Botox battle
Little Thoughts

Botox Battles

Despite my ever increasing need to do something about the ever increasing range of wrinkles and other interesting additions to my face and body (spare tyres are a whole other post!) I don’t imagine I’ll ever bother with Botox or other similar treatment options. Not just because of its ingredient list, but rather, it’s just not something I’d fancy-I find there are generally enough natural and unplanned causes of discomfort to keep you on your toes, without paying out to have someone cause it for you (sadly, despite the way this definition also goes some way to describe the dentist, it’s one we can’t really do without!)

But what is Botox? And if I don’t plan on using it, why do I even mention it? Well, recently, I heard a discussion on the radio that grabbed my attention as the power of this substance was discussed. Every day, it is used in many varied  ways to treat a range of conditions and yet, quite frankly, it’s bloomin’ scary:

‘Botox is a drug made from a neurotoxin produced by the bacterium Clostridium botulinum called botulinum toxin. It is used medically to treat certain muscular conditions and cosmetically remove wrinkles by temporarily paralyzing muscles…

(Scary? What do you mean by scary you may ask? Read on….)

‘Just one gram of botulinum toxin could kill over a million people. Two kilograms could kill the entire human population of Earth.’ (Source: http://www.medicalnewstoday.com)

It’s pretty powerful stuff, there’s no arguing with that and, while it is used in a controlled manner, it’s not exactly a risk to the population at large. But, misused? Well, it’s not really something we’d even want to consider, is it?

Recently, I’ve been thinking about the power of social media and, in all honesty I think it has quite a lot in common with botulinum toxin. It can undoubtedly be used for good and has many positive qualities but, in the wrong hands or, dare I say it, handled thoughtlessly, it is every bit as toxic as our old wrinkle remover.

It’s incredible how quickly we can all get involved in a discussion, giving our thoughts and opinions, feeding off the anger and frustrations of others and, before we know it, whether it’s meant to or not, it’s all got personal-even without naming people directly, there’s usually enough to go on to make it pretty clear who is in the firing line. I can’t help but think of the play ‘The Crucible’ that I studied at school (and going to watch it at The Lyric in Belfast- you have no idea how cool we 16/17 year olds thought we were!)
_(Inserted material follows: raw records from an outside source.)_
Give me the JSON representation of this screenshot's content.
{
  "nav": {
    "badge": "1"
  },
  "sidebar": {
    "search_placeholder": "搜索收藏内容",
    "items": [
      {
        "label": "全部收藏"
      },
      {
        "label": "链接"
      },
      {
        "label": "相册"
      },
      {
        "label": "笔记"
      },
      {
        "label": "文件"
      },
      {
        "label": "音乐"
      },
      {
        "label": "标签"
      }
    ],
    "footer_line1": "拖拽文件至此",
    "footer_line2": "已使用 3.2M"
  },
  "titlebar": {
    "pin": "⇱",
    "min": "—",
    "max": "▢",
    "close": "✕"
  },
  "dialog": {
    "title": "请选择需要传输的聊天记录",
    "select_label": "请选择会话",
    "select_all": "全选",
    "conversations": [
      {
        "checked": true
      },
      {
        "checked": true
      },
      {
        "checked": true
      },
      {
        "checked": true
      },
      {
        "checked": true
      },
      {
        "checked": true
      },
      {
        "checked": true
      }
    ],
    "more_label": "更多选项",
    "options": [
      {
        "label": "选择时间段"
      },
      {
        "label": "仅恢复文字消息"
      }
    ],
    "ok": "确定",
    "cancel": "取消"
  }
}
In short, so far as memory serves me, the Salem witch trials escalated and before the witnesses knew it, all of them were screaming and wailing because they latched on to what others were saying even though it was nothing to do with them… Sound familiar? How often have we allowed ourselves to be part of someone else’s witch hunt, doing untold damage to an unseen person who themselves is allowed no sense of fairness or justice, as words are thrown around in the heat of the moment and instead of time allowing our tempers to cool, others add fuel to the fire and so the metaphorical temperatures rise. And, as with intense heat, people get hurt. And scars are left, whether visible to the naked eye or not.

Have we ever considered the toxic power of these public rants? We all get mad sometimes; we get frustrated; we wish things were different. But does that mean we take a front page spread out in the local newspaper or stand in the town centre and shout about our personal thoughts and opinions? I’d say those are most unlikely responses. So why, then, do we see no problem in venting our anger and frustration publically on social media?

Is our first response in anger to shoot from the hip, as it were, acting when we’re not at our most reasonable, saying what we’re thinking when we’re feeling most raw OR do we wait a while and let things settle. I wonder, in all those situations where we so easily rant and rave at the touch of a few buttons, would we be quite so willing to say it all if the person were right in front of us?

But here’s the thing that’s been getting to me: the people we rant about so publically? They’re human just like us. They have feelings to hurt, anxieties to keep them awake at night, thoughts to plague with our bitterness and frustration. It’s easy to share a ‘walk a mile in my shoes’, ‘treat me like you’d want to be treated’, ‘you don’t know what someone else is quietly battling’ message when we feel hurt or angry by something that has happened to us… But what about putting oursleves in the other person’s situation and thinking about how we would feel if a virtual attack were launched on us, before we post our angst so publically.

None of us is perfect, none of us is an expert at real life – let’s be honest, even the experts get it wrong sometimes ( find me one who hasn’t) . We’re all taking this life one new day at a time and, as with all things we do for the first time, we rarely get it right straight away, but let’s not make this journey more difficult for the people we’re travelling with. We are all, pretty much, in the same boat, even if our boats all look different. Instead of lashing out, why don’t we try to take a breath and hold back on our rants and raves – chances are the people you are ranting about are struggling too, they just maybe haven’t decided to share it in such a public way.

Life has enough challenges. Let’s not make it any more difficult for others than we need to. If we had to pay to use words like we had to pay for Botox, would we think a bit more carefully before we used them? After all, even if money is no object, that stuff is pretty powerful. And so, my friend, are our words. Let’s use them wisely!